In den letzten drei Jahren sind die Kämpfe in Syrien insgesamt zurückgegangen, wobei die Regierung ihre Gewinne konsolidiert hat und 2021 mehr als 70% des Gebiets kontrolliert. Die syrische Regierung hat daher Flüchtlinge öffentlich zur Rückkehr ermutigt. Nach Angaben des Hohen Flüchtlingskommissars der Vereinten Nationen (UNHCR), der Internationalen Organisation für Migration (IOM) und des Internationalen Komitees vom Roten Kreuz (IKRK) sind die Voraussetzungen für eine umfassende Rückkehr der Flüchtlinge nach Syrien in Sicherheit und Würde jedoch nach wie vor nicht erfüllt, da in ganz Syrien weiterhin erhebliche Sicherheitsrisiken für die Zivilbevölkerung bestehen (AA 4.12.2020, UNHCR 3.2021).

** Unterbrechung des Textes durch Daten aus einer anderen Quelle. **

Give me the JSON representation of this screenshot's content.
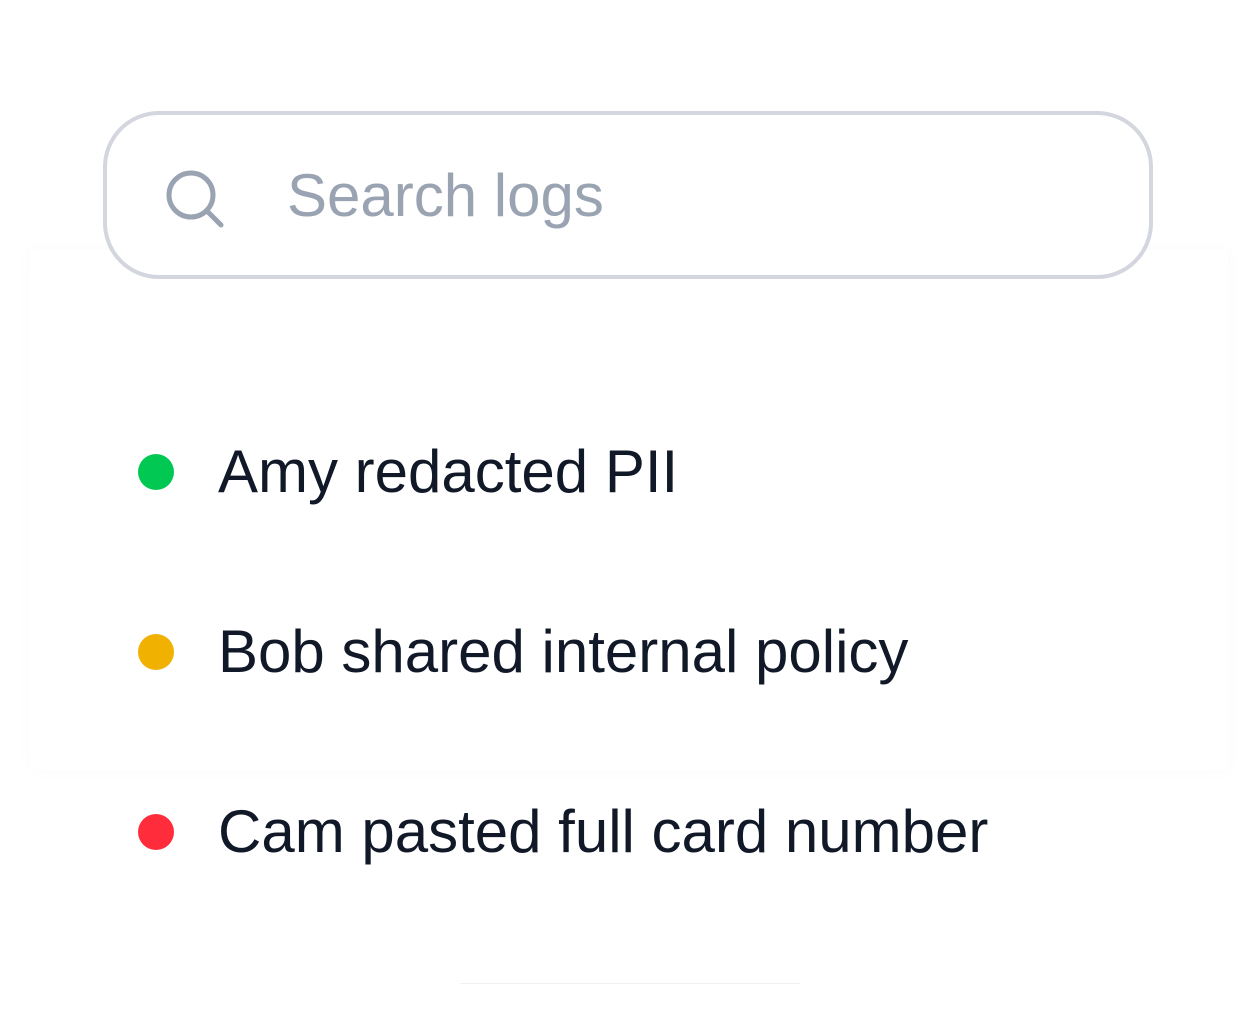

Der Bericht der UN-Untersuchungskommission für Syrien betonte im September 2021, dass das Wiederaufflammen der Kämpfe und die Rückkehr zur Gewalt Anlass zur Sorge sind. Die willkürliche Inhaftierung und die Inhaftierung in Isolationshaft durch die Regierungstruppen halten unvermindert an. Die Kommission hat weiterhin nicht nur Folter und sexuelle Gewalt in der Haft, sondern auch Todesfälle in der Haft und das Verschwindenlassen von Personen dokumentiert. Darüber hinaus hat sich die wirtschaftliche Lage in Syrien rapide verschlechtert, sodass die Brotpreise in die Höhe geschnellt sind und die Ernährungsunsicherheit im Vergleich zum letzten Jahr um mehr als 50% zugenommen hat. Im letzten halben Jahr haben die Kämpfe und die Gewalt sowohl im Nordwesten als auch im Nordosten und Süden des Landes zugenommen (UNHRC 14.9.2021).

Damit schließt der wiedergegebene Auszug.